A sampling of puttanesca sauce, accompanied by a fine red wine, should not be a requirement before listening to this album, the efforts of a West coast quartet named in honor of one of the more controversial items on the Italian menu. The importance of ingredients is the thing to remember,
Puttanesca having fiddled mightily with both concepts and recordings in a period of a more than a decade prior to this dish finally coming out of the oven. The listener who is more likely to sit back and listen to a
Joe Baiza guitar solo than order a puttanesca sauce will not be let down in the slightest by badass
Baiza's participation in this affair. The jazzier side to his playing is featured, as well as tight rhythm & blues chops, everything proceeding unhurriedly, all recorded cleanly by producer and recording genius
Mark Wheaton.
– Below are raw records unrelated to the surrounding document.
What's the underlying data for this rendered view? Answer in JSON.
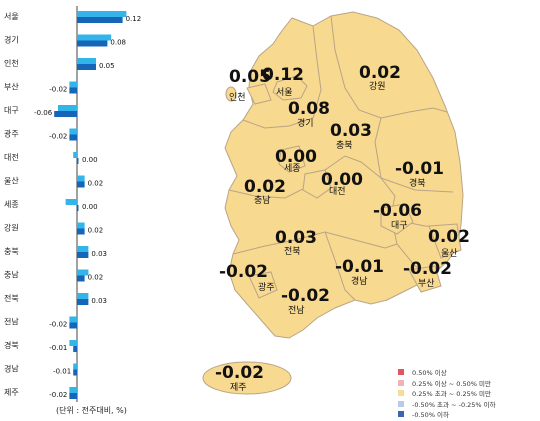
{
  "chart_data": {
    "type": "bar",
    "categories": [
      "서울",
      "경기",
      "인천",
      "부산",
      "대구",
      "광주",
      "대전",
      "울산",
      "세종",
      "강원",
      "충북",
      "충남",
      "전북",
      "전남",
      "경북",
      "경남",
      "제주"
    ],
    "series": [
      {
        "values": [
          0.13,
          0.09,
          0.05,
          -0.02,
          -0.05,
          -0.02,
          -0.01,
          0.02,
          -0.03,
          0.02,
          0.03,
          0.03,
          0.03,
          -0.02,
          -0.02,
          -0.01,
          -0.02
        ]
      },
      {
        "values": [
          0.12,
          0.08,
          0.05,
          -0.02,
          -0.06,
          -0.02,
          0.0,
          0.02,
          0.0,
          0.02,
          0.03,
          0.02,
          0.03,
          -0.02,
          -0.01,
          -0.01,
          -0.02
        ]
      }
    ],
    "value_labels": [
      "0.12",
      "0.08",
      "0.05",
      "-0.02",
      "-0.06",
      "-0.02",
      "0.00",
      "0.02",
      "0.00",
      "0.02",
      "0.03",
      "0.02",
      "0.03",
      "-0.02",
      "-0.01",
      "-0.01",
      "-0.02"
    ],
    "unit_note": "(단위 : 전주대비, %)"
  },
  "regions": {
    "incheon": {
      "name": "인천",
      "value": "0.05"
    },
    "seoul": {
      "name": "서울",
      "value": "0.12"
    },
    "gyeonggi": {
      "name": "경기",
      "value": "0.08"
    },
    "gangwon": {
      "name": "강원",
      "value": "0.02"
    },
    "chungbuk": {
      "name": "충북",
      "value": "0.03"
    },
    "sejong": {
      "name": "세종",
      "value": "0.00"
    },
    "daejeon": {
      "name": "대전",
      "value": "0.00"
    },
    "chungnam": {
      "name": "충남",
      "value": "0.02"
    },
    "gyeongbuk": {
      "name": "경북",
      "value": "-0.01"
    },
    "daegu": {
      "name": "대구",
      "value": "-0.06"
    },
    "jeonbuk": {
      "name": "전북",
      "value": "0.03"
    },
    "ulsan": {
      "name": "울산",
      "value": "0.02"
    },
    "gwangju": {
      "name": "광주",
      "value": "-0.02"
    },
    "gyeongnam": {
      "name": "경남",
      "value": "-0.01"
    },
    "busan": {
      "name": "부산",
      "value": "-0.02"
    },
    "jeonnam": {
      "name": "전남",
      "value": "-0.02"
    },
    "jeju": {
      "name": "제주",
      "value": "-0.02"
    }
  },
  "legend": [
    {
      "label": "0.50% 이상",
      "color": "#e0575f"
    },
    {
      "label": "0.25% 이상 ~ 0.50% 미만",
      "color": "#f3b3b6"
    },
    {
      "label": "0.25% 초과 ~ 0.25% 미만",
      "color": "#f7dc93"
    },
    {
      "label": "-0.50% 초과 ~ -0.25% 이하",
      "color": "#b9cbe9"
    },
    {
      "label": "-0.50% 이하",
      "color": "#3d63b5"
    }
  ],
  "colors": {
    "prev_bar": "#33b5ea",
    "curr_bar": "#1565b8",
    "land": "#f8d990",
    "land_stroke": "#b9a486",
    "border": "#b9a486"
  }
}
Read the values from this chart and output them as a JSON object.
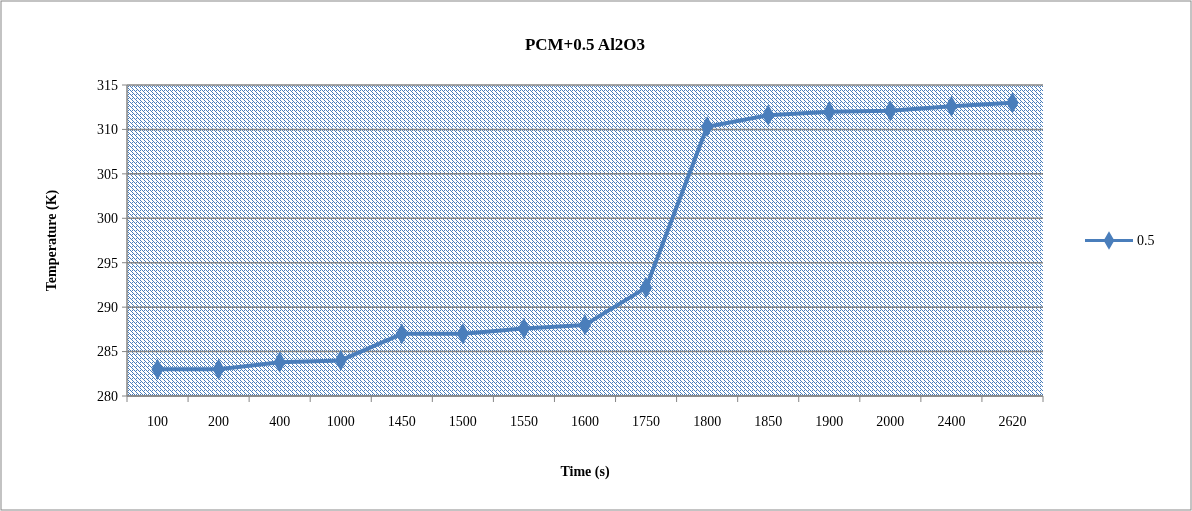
{
  "chart_data": {
    "type": "line",
    "title": "PCM+0.5 Al2O3",
    "xlabel": "Time (s)",
    "ylabel": "Temperature (K)",
    "categories": [
      "100",
      "200",
      "400",
      "1000",
      "1450",
      "1500",
      "1550",
      "1600",
      "1750",
      "1800",
      "1850",
      "1900",
      "2000",
      "2400",
      "2620"
    ],
    "series": [
      {
        "name": "0.5",
        "color": "#4a7ebb",
        "values": [
          283,
          283,
          283.8,
          284,
          287,
          287,
          287.6,
          288,
          292.2,
          310.3,
          311.6,
          312,
          312.1,
          312.6,
          313
        ]
      }
    ],
    "ylim": [
      280,
      315
    ],
    "yticks": [
      280,
      285,
      290,
      295,
      300,
      305,
      310,
      315
    ],
    "grid": "y",
    "legend": "right",
    "marker": "diamond",
    "line_style": "solid"
  }
}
Vocalist
Weba Garretson could be a sticking point, knowing both the rock & roll and avant-garde audience's love/hate relationship with female vocalists. The instrumental sound of this combo is hardly "inside" even when the song is going that way, such as on the dynamic "Here I Come." Yet this music sounds better the more
Garretson sings in tune; otherwise, monotony is induced by a singsong intonation that merely taunts the respectable stance of being totally out of tune. Bassist
Ralph Gorodetsky and drummer
Wayne Griffin complete this merry grouping and it is a terrific combination of players indeed, augmented here and there by effective brass. "Firecracker Girl" and a brilliant remake of
Captain Beefheart's difficult "Lick My Decals Off, Baby" are other highlights. This band will hopefully serve up another portion sometime before 2018!